Let $(E,d)$ be a metric space and $x\colon[0,\infty)\to E$ such that $x(0)=0$ and $$x(t\pm):=\lim_{s\to t\pm}x(s)$$ exists for all $t\ge0$ ($x(0-):=x(0)$).
Let $t\ge0$ and $r>0$ with $d(x(t+),x(t-)\ge r$.
How can we show that there is a $\delta>0$ with $$\forall t-\delta<s\le t\le u<t+\delta:d(x(s),x(u))\geq r?\tag1$$
This conclusion seems to be claimed in the second paragraph of this answer (but please feel free to fix the claim, if necessary).
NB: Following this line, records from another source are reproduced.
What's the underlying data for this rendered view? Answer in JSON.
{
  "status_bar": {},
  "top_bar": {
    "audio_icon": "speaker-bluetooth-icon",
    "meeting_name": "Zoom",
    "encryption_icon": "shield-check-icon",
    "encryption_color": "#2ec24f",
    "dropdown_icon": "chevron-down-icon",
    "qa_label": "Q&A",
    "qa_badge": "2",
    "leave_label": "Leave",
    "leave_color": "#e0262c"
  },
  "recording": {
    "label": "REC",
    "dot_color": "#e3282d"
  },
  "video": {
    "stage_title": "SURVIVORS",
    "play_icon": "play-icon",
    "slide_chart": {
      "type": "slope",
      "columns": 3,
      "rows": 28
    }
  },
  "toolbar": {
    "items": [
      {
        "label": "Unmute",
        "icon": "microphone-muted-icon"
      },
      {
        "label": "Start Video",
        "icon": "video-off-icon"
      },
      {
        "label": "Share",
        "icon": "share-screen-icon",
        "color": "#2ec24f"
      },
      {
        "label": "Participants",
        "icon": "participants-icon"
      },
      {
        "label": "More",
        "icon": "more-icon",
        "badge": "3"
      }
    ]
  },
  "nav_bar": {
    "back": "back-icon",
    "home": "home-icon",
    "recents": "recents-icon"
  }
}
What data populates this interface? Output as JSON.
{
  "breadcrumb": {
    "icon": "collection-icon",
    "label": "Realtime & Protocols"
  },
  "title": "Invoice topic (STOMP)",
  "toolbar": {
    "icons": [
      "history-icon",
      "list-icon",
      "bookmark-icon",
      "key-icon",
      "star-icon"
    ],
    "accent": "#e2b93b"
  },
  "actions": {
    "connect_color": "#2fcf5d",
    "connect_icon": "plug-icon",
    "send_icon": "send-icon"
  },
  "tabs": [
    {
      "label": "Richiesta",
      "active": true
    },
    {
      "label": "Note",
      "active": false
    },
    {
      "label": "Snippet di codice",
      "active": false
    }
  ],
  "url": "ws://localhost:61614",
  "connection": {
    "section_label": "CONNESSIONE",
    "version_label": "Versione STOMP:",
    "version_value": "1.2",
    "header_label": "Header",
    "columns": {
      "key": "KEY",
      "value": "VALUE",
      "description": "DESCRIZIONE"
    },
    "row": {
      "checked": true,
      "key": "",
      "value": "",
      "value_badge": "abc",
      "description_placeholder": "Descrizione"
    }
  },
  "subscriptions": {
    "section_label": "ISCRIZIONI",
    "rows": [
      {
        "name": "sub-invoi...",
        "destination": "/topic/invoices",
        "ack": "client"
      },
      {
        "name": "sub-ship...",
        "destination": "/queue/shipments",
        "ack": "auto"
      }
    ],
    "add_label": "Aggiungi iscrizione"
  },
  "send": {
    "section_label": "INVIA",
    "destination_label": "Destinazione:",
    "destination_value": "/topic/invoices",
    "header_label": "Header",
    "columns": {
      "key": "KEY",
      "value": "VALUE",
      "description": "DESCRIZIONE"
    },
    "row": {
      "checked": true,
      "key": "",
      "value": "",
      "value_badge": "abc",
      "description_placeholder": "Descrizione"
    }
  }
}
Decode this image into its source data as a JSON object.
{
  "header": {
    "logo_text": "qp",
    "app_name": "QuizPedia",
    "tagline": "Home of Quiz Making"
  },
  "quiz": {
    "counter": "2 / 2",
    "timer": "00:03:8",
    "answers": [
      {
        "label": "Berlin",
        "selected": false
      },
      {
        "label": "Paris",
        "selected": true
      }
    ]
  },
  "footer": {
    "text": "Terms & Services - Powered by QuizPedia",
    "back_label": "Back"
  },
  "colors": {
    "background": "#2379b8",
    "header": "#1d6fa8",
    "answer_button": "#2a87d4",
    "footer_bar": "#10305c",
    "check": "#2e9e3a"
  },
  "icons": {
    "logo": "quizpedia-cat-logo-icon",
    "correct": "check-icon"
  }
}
Given $\varepsilon>0$, we can clearly find a $\delta>0$ such that $$d(x(s),x(t-))<\frac\varepsilon2\;\;\;\text{for all }s\in(t-\delta,t)\tag2$$ and $$d(x(t+),x(u))<\frac\varepsilon2\;\;\;\text{for all }u\in(t,t+\delta)\tag3,$$ but this only yields $$r\le d(x(t+),x(u))+d(x(u),x(s))+d(x(s),x(t-))\le\varepsilon+d(x(u),x(s))\tag4$$ for all $t-\delta<s<t<u<t+\delta$ ...
The conclusion does not hold. As a counterexample you can take the process $$ x(t)= \begin{cases} 1-t & \text{if }t\in[0,1), \\ 2-t & \text{if }t\in[1,\infty). \end{cases} $$ This process has a jump at time $1$ with $\Delta x(1)=1$. Note however, that for any $s\in(0,1)$ and $u\in(1,2)$ we have that $x(s),x(u)\in(0,1)$. Hence $\lvert x(s)-x(u) \rvert<1$.
To "fix" this, you should replace "$\geq r$" with "$>r$". Intuitively you can think of the following. If $(a_n)$ is a sequence in $\mathbb{R}$ which converges to some limit $a$, then the conclusion $$ a\geq r\Rightarrow a_n\geq r\text{ for all } n \text{ large enough} $$ is generally false (take $a_n=r-1/n$). Instead the we have that $$ a> r\Rightarrow a_n> r\text{ for all } n \text{ large enough}. $$